Le département finance donc en tout ou en partie les voyages des écrivains et poètes, aide à leur hébergement et apporte une aide financière pour leur traduction. Le département déclare avoir entre 50 et 100 auteurs prêts à mener le dialogue avec le monde.

De fait, tout le monde est mis à contribution. Déjà, en 2005, une campagne avait été lancée par le ministère des Affaires étrangères, le bureau du Premier ministre et le ministère des Finances pour redonner une image de marque à Israël. Initiée aux Etats-Unis, cette campagne liftait le visage d’Israël en minimisant la religion et évitant toute discussion sur le conflit avec les Palestiniens. L’idée est que, si Israël apparaît comme un Etat moderne et non un lieu de conflit, Israël trouverait plus d’audience dans le public. C’est ainsi que sont mises en avant les réussites économiques, techniques et scientifiques, surtout dans le domaine médical. Israël apparaît alors comme un pays qui apporte quelque chose à l’humanité. Yuli Edelstein a bien sûr repris cette initiative qui sera supportée par la chaîne de TV, mentionnée plus haut.

Conclusions

Ce déploiement de moyens pour donner une image positive d’Israël dénote la conscience de ses dirigeants de la difficulté croissante de faire accepter par les opinions publiques ses violations patentes des droits de l’homme, du droit international et la brutalité de son occupation. Il n’est pas sûr que la machine de guerre propagandiste marchera. Les journalistes sérieux ne se laissent pas leurrer et les internautes lambda de moins en moins.

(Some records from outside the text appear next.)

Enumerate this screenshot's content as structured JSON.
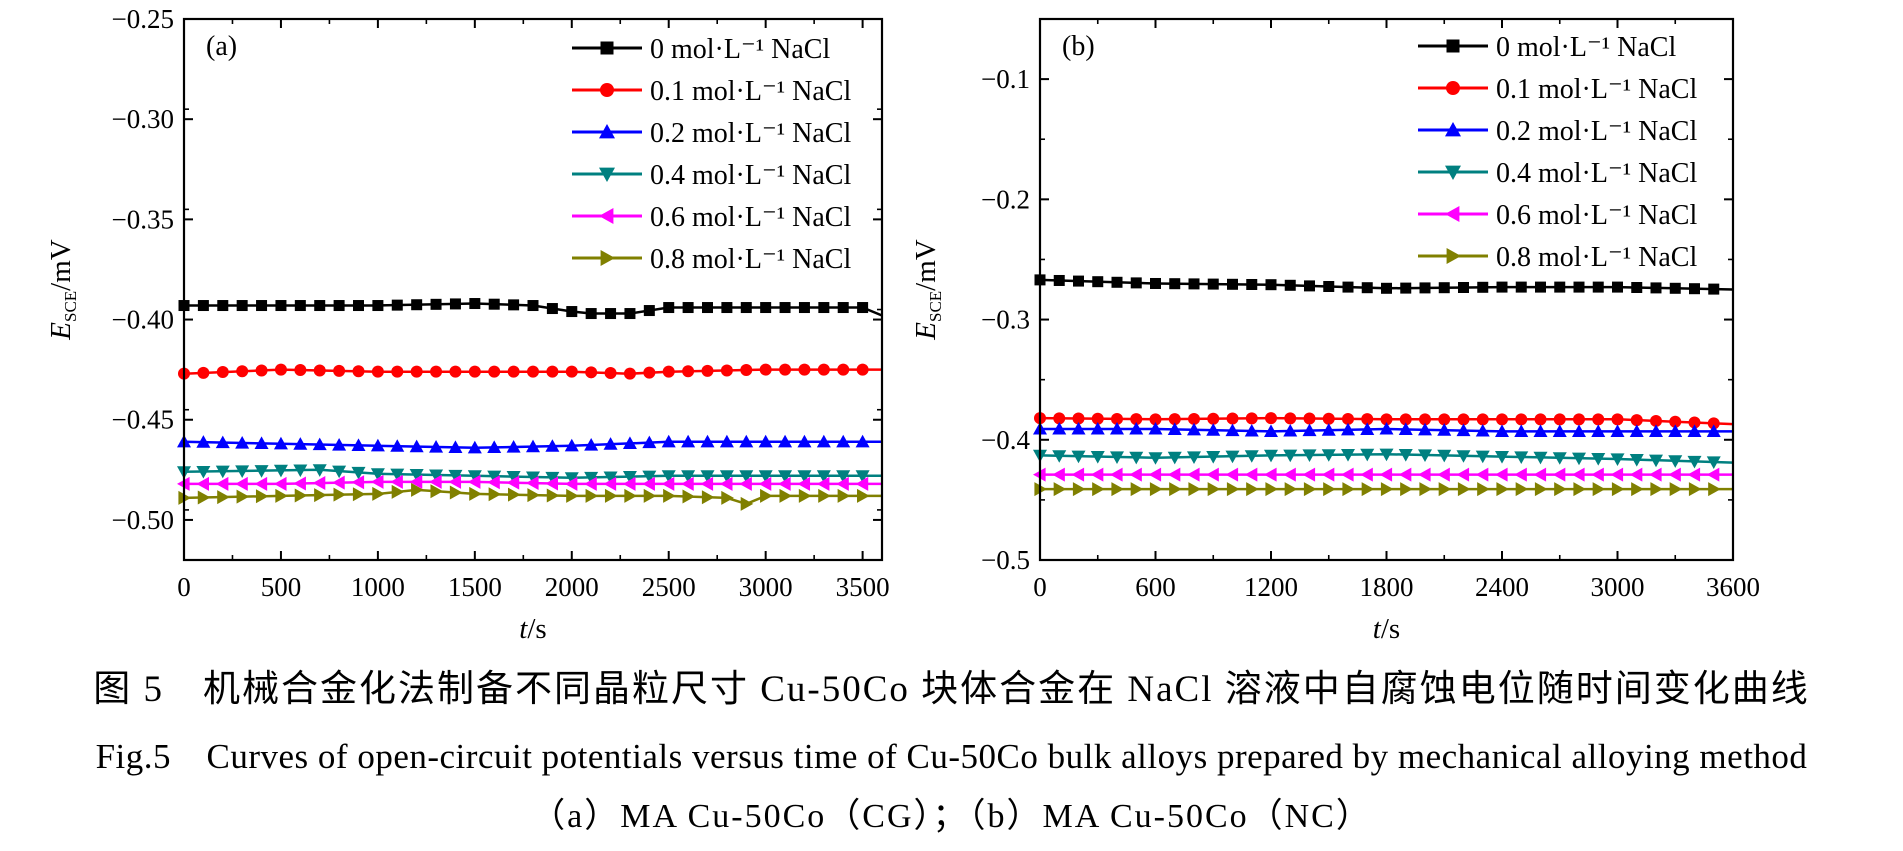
{
  "chart_data": [
    {
      "type": "line",
      "panel_label": "(a)",
      "xlabel_italic": "t",
      "xlabel_unit": "/s",
      "ylabel_symbol": "E",
      "ylabel_subscript": "SCE",
      "ylabel_unit": "/mV",
      "xlim": [
        0,
        3600
      ],
      "ylim": [
        -0.52,
        -0.25
      ],
      "xticks": [
        0,
        500,
        1000,
        1500,
        2000,
        2500,
        3000,
        3500
      ],
      "xtick_labels": [
        "0",
        "500",
        "1000",
        "1500",
        "2000",
        "2500",
        "3000",
        "3500"
      ],
      "yticks": [
        -0.5,
        -0.45,
        -0.4,
        -0.35,
        -0.3,
        -0.25
      ],
      "ytick_labels": [
        "−0.50",
        "−0.45",
        "−0.40",
        "−0.35",
        "−0.30",
        "−0.25"
      ],
      "legend_position": "top-right",
      "series": [
        {
          "name": "0 mol·L⁻¹ NaCl",
          "color": "#000000",
          "marker": "square",
          "x": [
            0,
            500,
            1000,
            1500,
            1800,
            2000,
            2100,
            2300,
            2500,
            3000,
            3500,
            3600
          ],
          "y": [
            -0.393,
            -0.393,
            -0.393,
            -0.392,
            -0.393,
            -0.396,
            -0.397,
            -0.397,
            -0.394,
            -0.394,
            -0.394,
            -0.398
          ]
        },
        {
          "name": "0.1 mol·L⁻¹ NaCl",
          "color": "#ff0000",
          "marker": "circle",
          "x": [
            0,
            500,
            1000,
            1500,
            2000,
            2300,
            2500,
            3000,
            3600
          ],
          "y": [
            -0.427,
            -0.425,
            -0.426,
            -0.426,
            -0.426,
            -0.427,
            -0.426,
            -0.425,
            -0.425
          ]
        },
        {
          "name": "0.2 mol·L⁻¹ NaCl",
          "color": "#0000ff",
          "marker": "triangle-up",
          "x": [
            0,
            500,
            1000,
            1500,
            2000,
            2500,
            3000,
            3600
          ],
          "y": [
            -0.461,
            -0.462,
            -0.463,
            -0.464,
            -0.463,
            -0.461,
            -0.461,
            -0.461
          ]
        },
        {
          "name": "0.4 mol·L⁻¹ NaCl",
          "color": "#008080",
          "marker": "triangle-down",
          "x": [
            0,
            700,
            1000,
            1500,
            2000,
            2500,
            3000,
            3600
          ],
          "y": [
            -0.476,
            -0.475,
            -0.477,
            -0.478,
            -0.479,
            -0.478,
            -0.478,
            -0.478
          ]
        },
        {
          "name": "0.6 mol·L⁻¹ NaCl",
          "color": "#ff00ff",
          "marker": "triangle-left",
          "x": [
            0,
            500,
            1000,
            1500,
            2000,
            2500,
            3000,
            3600
          ],
          "y": [
            -0.482,
            -0.482,
            -0.481,
            -0.481,
            -0.482,
            -0.482,
            -0.482,
            -0.482
          ]
        },
        {
          "name": "0.8 mol·L⁻¹ NaCl",
          "color": "#808000",
          "marker": "triangle-right",
          "x": [
            0,
            500,
            1000,
            1200,
            1500,
            2000,
            2500,
            2800,
            2900,
            3000,
            3600
          ],
          "y": [
            -0.489,
            -0.488,
            -0.487,
            -0.485,
            -0.487,
            -0.488,
            -0.488,
            -0.489,
            -0.492,
            -0.488,
            -0.488
          ]
        }
      ]
    },
    {
      "type": "line",
      "panel_label": "(b)",
      "xlabel_italic": "t",
      "xlabel_unit": "/s",
      "ylabel_symbol": "E",
      "ylabel_subscript": "SCE",
      "ylabel_unit": "/mV",
      "xlim": [
        0,
        3600
      ],
      "ylim": [
        -0.5,
        -0.05
      ],
      "xticks": [
        0,
        600,
        1200,
        1800,
        2400,
        3000,
        3600
      ],
      "xtick_labels": [
        "0",
        "600",
        "1200",
        "1800",
        "2400",
        "3000",
        "3600"
      ],
      "yticks": [
        -0.5,
        -0.4,
        -0.3,
        -0.2,
        -0.1
      ],
      "ytick_labels": [
        "−0.5",
        "−0.4",
        "−0.3",
        "−0.2",
        "−0.1"
      ],
      "legend_position": "top-right",
      "series": [
        {
          "name": "0 mol·L⁻¹ NaCl",
          "color": "#000000",
          "marker": "square",
          "x": [
            0,
            600,
            1200,
            1800,
            2400,
            3000,
            3600
          ],
          "y": [
            -0.267,
            -0.27,
            -0.271,
            -0.274,
            -0.273,
            -0.273,
            -0.275
          ]
        },
        {
          "name": "0.1 mol·L⁻¹ NaCl",
          "color": "#ff0000",
          "marker": "circle",
          "x": [
            0,
            600,
            1200,
            1800,
            2400,
            3000,
            3600
          ],
          "y": [
            -0.382,
            -0.383,
            -0.382,
            -0.383,
            -0.383,
            -0.383,
            -0.387
          ]
        },
        {
          "name": "0.2 mol·L⁻¹ NaCl",
          "color": "#0000ff",
          "marker": "triangle-up",
          "x": [
            0,
            600,
            1200,
            1800,
            2400,
            3000,
            3600
          ],
          "y": [
            -0.391,
            -0.391,
            -0.393,
            -0.391,
            -0.393,
            -0.393,
            -0.393
          ]
        },
        {
          "name": "0.4 mol·L⁻¹ NaCl",
          "color": "#008080",
          "marker": "triangle-down",
          "x": [
            0,
            600,
            1200,
            1800,
            2400,
            3000,
            3600
          ],
          "y": [
            -0.413,
            -0.415,
            -0.413,
            -0.412,
            -0.414,
            -0.416,
            -0.419
          ]
        },
        {
          "name": "0.6 mol·L⁻¹ NaCl",
          "color": "#ff00ff",
          "marker": "triangle-left",
          "x": [
            0,
            600,
            1200,
            1800,
            2400,
            3000,
            3600
          ],
          "y": [
            -0.429,
            -0.429,
            -0.429,
            -0.429,
            -0.429,
            -0.429,
            -0.429
          ]
        },
        {
          "name": "0.8 mol·L⁻¹ NaCl",
          "color": "#808000",
          "marker": "triangle-right",
          "x": [
            0,
            600,
            1200,
            1800,
            2400,
            3000,
            3600
          ],
          "y": [
            -0.441,
            -0.441,
            -0.441,
            -0.441,
            -0.441,
            -0.441,
            -0.441
          ]
        }
      ]
    }
  ],
  "caption": {
    "chinese": "图 5　机械合金化法制备不同晶粒尺寸 Cu-50Co 块体合金在 NaCl 溶液中自腐蚀电位随时间变化曲线",
    "english": "Fig.5　Curves of open-circuit potentials versus time of Cu-50Co bulk alloys prepared by mechanical alloying method",
    "subpanels": "（a）MA Cu-50Co（CG）；（b）MA Cu-50Co（NC）"
  }
}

Cette propagande n’est d’ailleurs pas du goût de tout le monde en Israël. Une éditorialiste du Yediot Aharonot   l’a critiquée écrivant : « Beaucoup de ces opinions que nous sommes censés apprendre par cœur ne font partie d’aucun consensus. Elles reflètent l’aile droite de l’échiquier politique, qui domine actuellement dans le pays. » . Par ailleurs, elle affirme qu’inonder le net ne marchera pas car « De bonnes relations publiques ne peuvent rendre la réalité des territoires occupés plus aimable. Des enfants sont tués, des habitations bombardées, des familles affamées. »

Finalement, les procédés les plus sophistiqués ne cacheront jamais la réalité des images et la systématisation des interventions téléguidées risque fort d’énerver.

Le créneau le plus dangereux semble donc bien celui de la traduction, des études dites scientifiques ou encore la promotion d’Israël au travers de ses représentants culturels, sportifs ou autres.

Mais le problème majeur subsiste : si les opinions publiques résistent assez bien à la propagande israélienne, le monde politique qui a tous les moyens de lire les rapports de l’ONU et de ses agences ou encore des ONG de droits de l’homme ou humanitaires, ce monde politique reste, dans sa grande majorité sourd et aveugle, devant le drame palestinien. Les lobby pro-israéliens savent comment les influencer et ils le font certainement avec plus de doigté et des arguments plus convaincants.